Qualche visionario (compreso il sottoscritto), nei mesi della battaglia referendaria, ha indicato con chiarezza tale rischio scrivendo numerose riflessioni, ma è stato preso per folle in quanto tali denunce andavano contro il sentire popolare che chiedeva la “testa” dei parlamentari.

Nella realtà dei fatti, tuttavia, già a quel tempo, è stato segnalato che le componenti della destra estrema (Meloni e Salvini) avessero in mente il cambiamento della nostra Costituzione.

Iniziamo con il leggere lo statuto della Lega per Salvini Premier del 2021 (dunque il documento più recentemente prodotto) ed il programma presentato in occasione delle elezioni del 2018. Per quanto sia taciuto, il proposito della trasformazione della Repubblica parlamentare in Stato federale è scritto nero su bianco. Tale proposito troneggia, infatti, all’articolo 1 dello statuto con le seguenti parole: Lega per Salvini Premier è un movimento politico confederale costituito in forma di associazione non riconosciuta che ha per finalità la pacifica trasformazione dello Stato italiano in un moderno Stato federale attraverso metodi democratici ed elettorali.
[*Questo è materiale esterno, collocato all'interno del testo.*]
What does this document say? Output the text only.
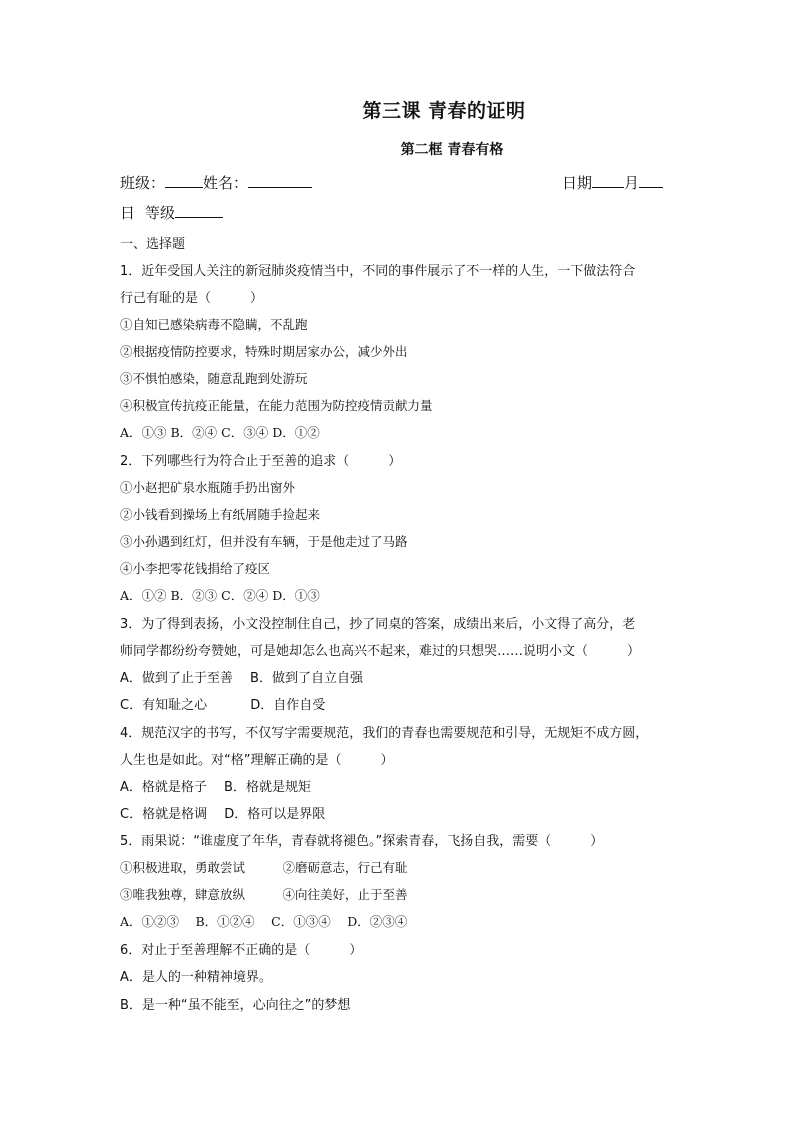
第三课 青春的证明
第二框 青春有格
班级：	姓名：	日期 月
日 等级
一、选择题
1．近年受国人关注的新冠肺炎疫情当中，不同的事件展示了不一样的人生，一下做法符合
行己有耻的是（　　　）
①自知已感染病毒不隐瞒，不乱跑
②根据疫情防控要求，特殊时期居家办公，减少外出
③不惧怕感染，随意乱跑到处游玩
④积极宣传抗疫正能量，在能力范围为防控疫情贡献力量
A．①③ B．②④ C．③④ D．①②
2．下列哪些行为符合止于至善的追求（　　　）
①小赵把矿泉水瓶随手扔出窗外
②小钱看到操场上有纸屑随手捡起来
③小孙遇到红灯，但并没有车辆，于是他走过了马路
④小李把零花钱捐给了疫区
A．①② B．②③ C．②④ D．①③
3．为了得到表扬，小文没控制住自己，抄了同桌的答案，成绩出来后，小文得了高分，老
师同学都纷纷夸赞她，可是她却怎么也高兴不起来，难过的只想哭……说明小文（　　　）
A．做到了止于至善　 B．做到了自立自强
C．有知耻之心　　　 D．自作自受
4．规范汉字的书写，不仅写字需要规范，我们的青春也需要规范和引导，无规矩不成方圆，
人生也是如此。对“格”理解正确的是（　　　）
A．格就是格子　 B．格就是规矩
C．格就是格调　 D．格可以是界限
5．雨果说：“谁虚度了年华，青春就将褪色。”探索青春，飞扬自我，需要（　　　）
①积极进取，勇敢尝试　　　②磨砺意志，行己有耻
③唯我独尊，肆意放纵　　　④向往美好，止于至善
A．①②③　 B．①②④　 C．①③④　 D．②③④
6．对止于至善理解不正确的是（　　　）
A．是人的一种精神境界。
B．是一种“虽不能至，心向往之”的梦想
Lega per Salvini Premiere promuove e sostiene la libertà e la sovranità dei popoli a livello europeo. Dunque, una prima prova è qui.
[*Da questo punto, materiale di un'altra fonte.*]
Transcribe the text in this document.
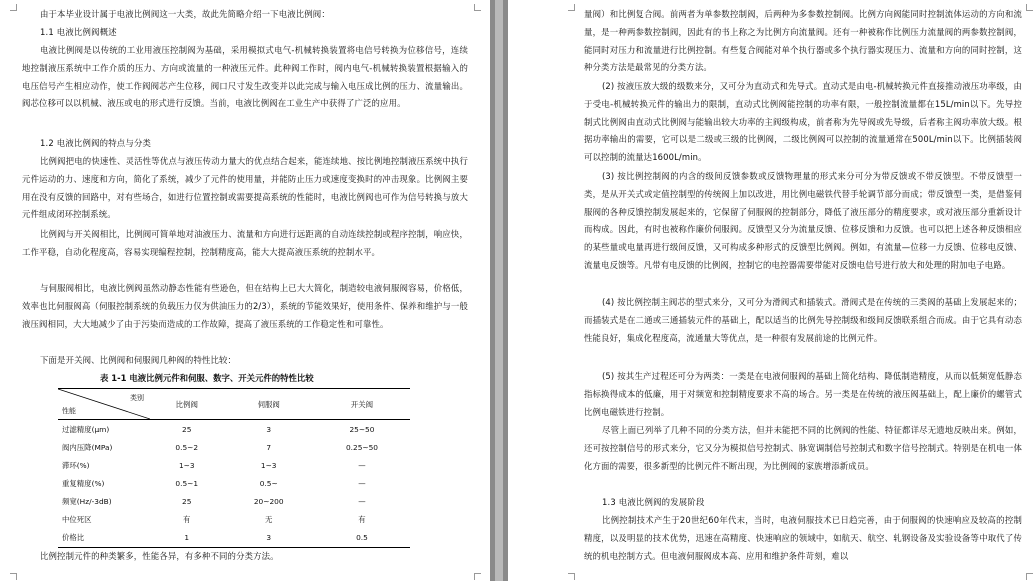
由于本毕业设计属于电液比例阀这一大类，故此先简略介绍一下电液比例阀：
1.1 电液比例阀概述
电液比例阀是以传统的工业用液压控制阀为基础，采用模拟式电气-机械转换装置将电信号转换为位移信号，连续地控制液压系统中工作介质的压力、方向或流量的一种液压元件。此种阀工作时，阀内电气-机械转换装置根据输入的电压信号产生相应动作，使工作阀阀芯产生位移，阀口尺寸发生改变并以此完成与输入电压成比例的压力、流量输出。阀芯位移可以以机械、液压或电的形式进行反馈。当前，电液比例阀在工业生产中获得了广泛的应用。
1.2 电液比例阀的特点与分类
比例阀把电的快速性、灵活性等优点与液压传动力量大的优点结合起来，能连续地、按比例地控制液压系统中执行元件运动的力、速度和方向，简化了系统，减少了元件的使用量，并能防止压力或速度变换时的冲击现象。比例阀主要用在没有反馈的回路中，对有些场合，如进行位置控制或需要提高系统的性能时，电液比例阀也可作为信号转换与放大元件组成闭环控制系统。
比例阀与开关阀相比，比例阀可简单地对油液压力、流量和方向进行远距离的自动连续控制或程序控制，响应快，工作平稳，自动化程度高，容易实现编程控制，控制精度高，能大大提高液压系统的控制水平。
与伺服阀相比，电液比例阀虽然动静态性能有些逊色，但在结构上已大大简化，制造较电液伺服阀容易，价格低，效率也比伺服阀高（伺服控制系统的负载压力仅为供油压力的2/3），系统的节能效果好，使用条件、保养和维护与一般液压阀相同，大大地减少了由于污染而造成的工作故障，提高了液压系统的工作稳定性和可靠性。
下面是开关阀、比例阀和伺服阀几种阀的特性比较：
表 1-1 电液比例元件和伺服、数字、开关元件的特性比较
类别
性能	比例阀	伺服阀	开关阀
过滤精度(μm)	25	3	25~50
阀内压降(MPa)	0.5~2	7	0.25~50
滞环(%)	1~3	1~3	—
重复精度(%)	0.5~1	0.5~	—
频宽(Hz/-3dB)	25	20~200	—
中位死区	有	无	有
价格比	1	3	0.5
比例控制元件的种类繁多，性能各异，有多种不同的分类方法。
量阀）和比例复合阀。前两者为单参数控制阀，后两种为多参数控制阀。比例方向阀能同时控制流体运动的方向和流量，是一种两参数控制阀，因此有的书上称之为比例方向流量阀。还有一种被称作比例压力流量阀的两参数控制阀，能同时对压力和流量进行比例控制。有些复合阀能对单个执行器或多个执行器实现压力、流量和方向的同时控制，这种分类方法是最常见的分类方法。
(2) 按液压放大级的级数来分，又可分为直动式和先导式。直动式是由电-机械转换元件直接推动液压功率级，由于受电-机械转换元件的输出力的限制，直动式比例阀能控制的功率有限，一般控制流量都在15L/min以下。先导控制式比例阀由直动式比例阀与能输出较大功率的主阀级构成，前者称为先导阀或先导级，后者称主阀功率放大级。根据功率输出的需要，它可以是二级或三级的比例阀，二级比例阀可以控制的流量通常在500L/min以下。比例插装阀可以控制的流量达1600L/min。
(3) 按比例控制阀的内含的级间反馈参数或反馈物理量的形式来分可分为带反馈或不带反馈型。不带反馈型一类，是从开关式或定值控制型的传统阀上加以改进，用比例电磁铁代替手轮调节部分而成；带反馈型一类，是借鉴伺服阀的各种反馈控制发展起来的，它保留了伺服阀的控制部分，降低了液压部分的精度要求，或对液压部分重新设计而构成。因此，有时也被称作廉价伺服阀。反馈型又分为流量反馈、位移反馈和力反馈。也可以把上述各种反馈相应的某些量或电量再进行级间反馈，又可构成多种形式的反馈型比例阀。例如，有流量—位移一力反馈、位移电反馈、流量电反馈等。凡带有电反馈的比例阀，控制它的电控器需要带能对反馈电信号进行放大和处理的附加电子电路。
(4) 按比例控制主阀芯的型式来分，又可分为滑阀式和插装式。滑阀式是在传统的三类阀的基础上发展起来的；而插装式是在二通或三通插装元件的基础上，配以适当的比例先导控制级和级间反馈联系组合而成。由于它具有动态性能良好，集成化程度高，流通量大等优点，是一种很有发展前途的比例元件。
(5) 按其生产过程还可分为两类：一类是在电液伺服阀的基础上简化结构、降低制造精度，从而以低频宽低静态指标换得成本的低廉，用于对频宽和控制精度要求不高的场合。另一类是在传统的液压阀基础上，配上廉价的螺管式比例电磁铁进行控制。
尽管上面已列举了几种不同的分类方法，但并未能把不同的比例阀的性能、特征都详尽无遗地反映出来。例如，还可按控制信号的形式来分，它又分为模拟信号控制式、脉宽调制信号控制式和数字信号控制式。特别是在机电一体化方面的需要，很多新型的比例元件不断出现，为比例阀的家族增添新成员。
1.3 电液比例阀的发展阶段
比例控制技术产生于20世纪60年代末，当时，电液伺服技术已日趋完善，由于伺服阀的快速响应及较高的控制精度，以及明显的技术优势，迅速在高精度、快速响应的领域中，如航天、航空、轧钢设备及实验设备等中取代了传统的机电控制方式。但电液伺服阀成本高、应用和维护条件苛刻，难以
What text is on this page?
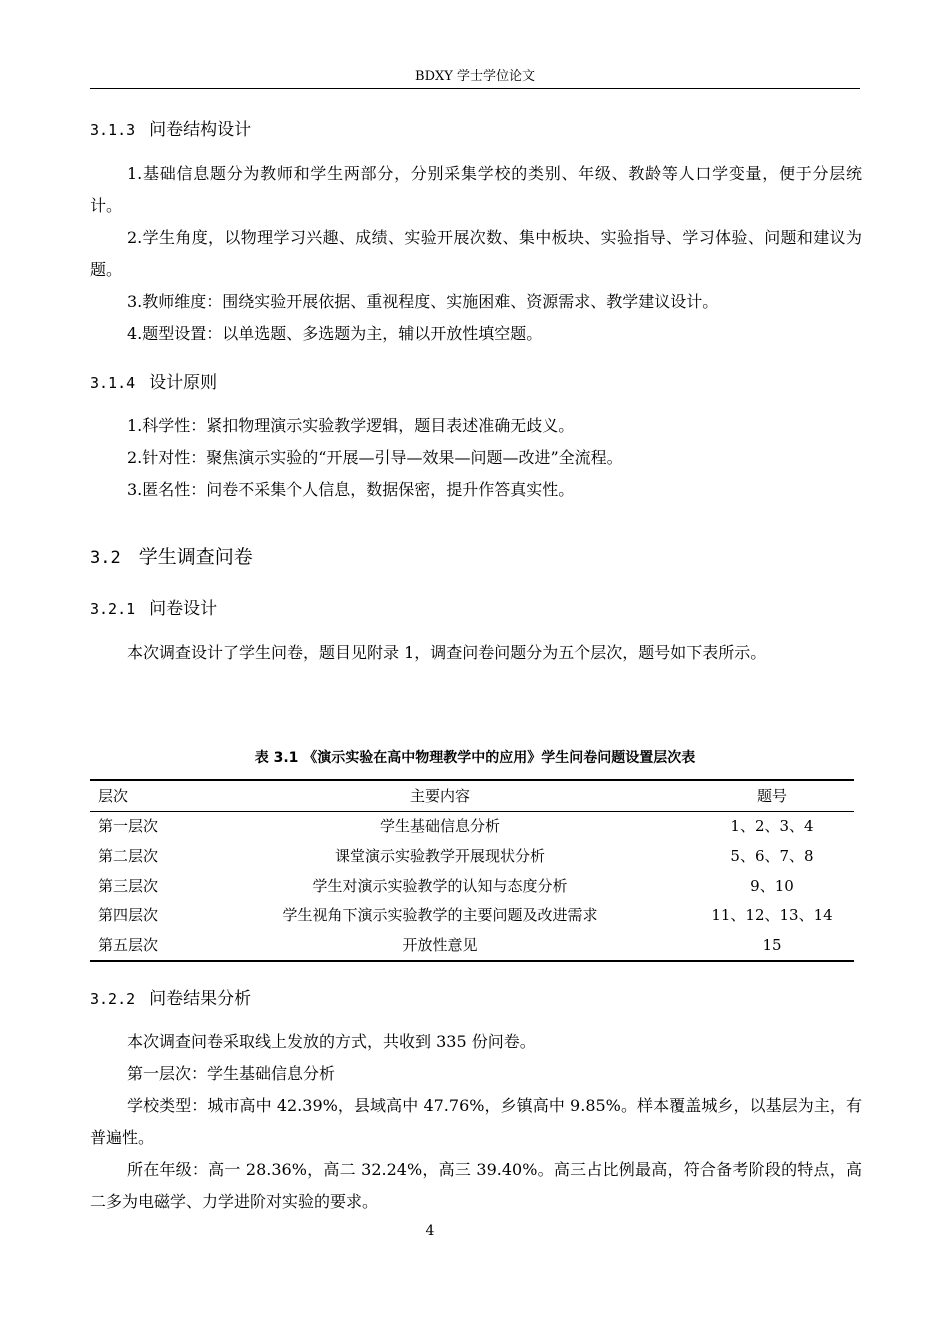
BDXY 学士学位论文
3.1.3 问卷结构设计
1.基础信息题分为教师和学生两部分，分别采集学校的类别、年级、教龄等人口学变量，便于分层统计。
2.学生角度，以物理学习兴趣、成绩、实验开展次数、集中板块、实验指导、学习体验、问题和建议为题。
3.教师维度：围绕实验开展依据、重视程度、实施困难、资源需求、教学建议设计。
4.题型设置：以单选题、多选题为主，辅以开放性填空题。
3.1.4 设计原则
1.科学性：紧扣物理演示实验教学逻辑，题目表述准确无歧义。
2.针对性：聚焦演示实验的“开展—引导—效果—问题—改进”全流程。
3.匿名性：问卷不采集个人信息，数据保密，提升作答真实性。
3.2 学生调查问卷
3.2.1 问卷设计
本次调查设计了学生问卷，题目见附录 1，调查问卷问题分为五个层次，题号如下表所示。
表 3.1 《演示实验在高中物理教学中的应用》学生问卷问题设置层次表
层次	主要内容	题号
第一层次	学生基础信息分析	1、2、3、4
第二层次	课堂演示实验教学开展现状分析	5、6、7、8
第三层次	学生对演示实验教学的认知与态度分析	9、10
第四层次	学生视角下演示实验教学的主要问题及改进需求	11、12、13、14
第五层次	开放性意见	15
3.2.2 问卷结果分析
本次调查问卷采取线上发放的方式，共收到 335 份问卷。
第一层次：学生基础信息分析
学校类型：城市高中 42.39%，县域高中 47.76%，乡镇高中 9.85%。样本覆盖城乡，以基层为主，有普遍性。
所在年级：高一 28.36%，高二 32.24%，高三 39.40%。高三占比例最高，符合备考阶段的特点，高二多为电磁学、力学进阶对实验的要求。
4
Andiamo alla Meloni, della quale più volte ho sentito dire che non si piegherebbe mai favorire la frammentazione dello Stato italiano. Andiamo a leggere cosa scrive nel suo programma elettorale del 2018 al punto n. 15 intitolato “Per un governo forte e istituzioni efficienti”. Leggiamo: Riforma presidenziale della Repubblica con elezione diretta del capo dello Stato e del Governo. Federalismo responsabile; adeguamento dei poteri, delle risorse e del patrimonio di Roma Capitale agli standard delle principali capitali europee; rafforzamento e valorizzazione delle autonomie locali e dei poteri dei Sindaci. Vincolo di mandato anti-volgabbana e anti-ribaltoni (questo lo troviamo anche nel programma del M5s, e continuano a sostenere di non avere niente in comune!) Superamento del bicameralismo perfetto e riduzione del numero dei parlamentari. Quindi, qui abbiamo la prova numero due.

Tutto questo a breve sarà possibile per gli errori accumulati prima da Nicola Zingaretti, reo di avere apertamente sostenuto, dopo tre bocciature parlamentari, la riduzione del numero dei deputati e dei senatori che renderà le modifiche Costituzionali molto più semplici e, adesso, da Enrico Letta che, così come ha fatto nel 1999 Massimo D’Alema, si è messo a inseguire da un lato Salvini (e in parte Meloni) e dall’altro le strampalate politiche assistenziali del Movimento 5 Stelle. Più in dettaglio, Enrico Letta sta inspiegabilmente assecondando la cosiddetta Autonomia differenziata, che è la trappola politica per rendere – nella pratica – ogni Regione uno Stato a sé stante, e, contemporaneamente, sta inseguendo le politiche sociali del Movimento 5S (in particolare il Reddito di Cittadinanza) che andrebbero riservate soltanto a chi si trovi in (temporanea?) grave difficoltà.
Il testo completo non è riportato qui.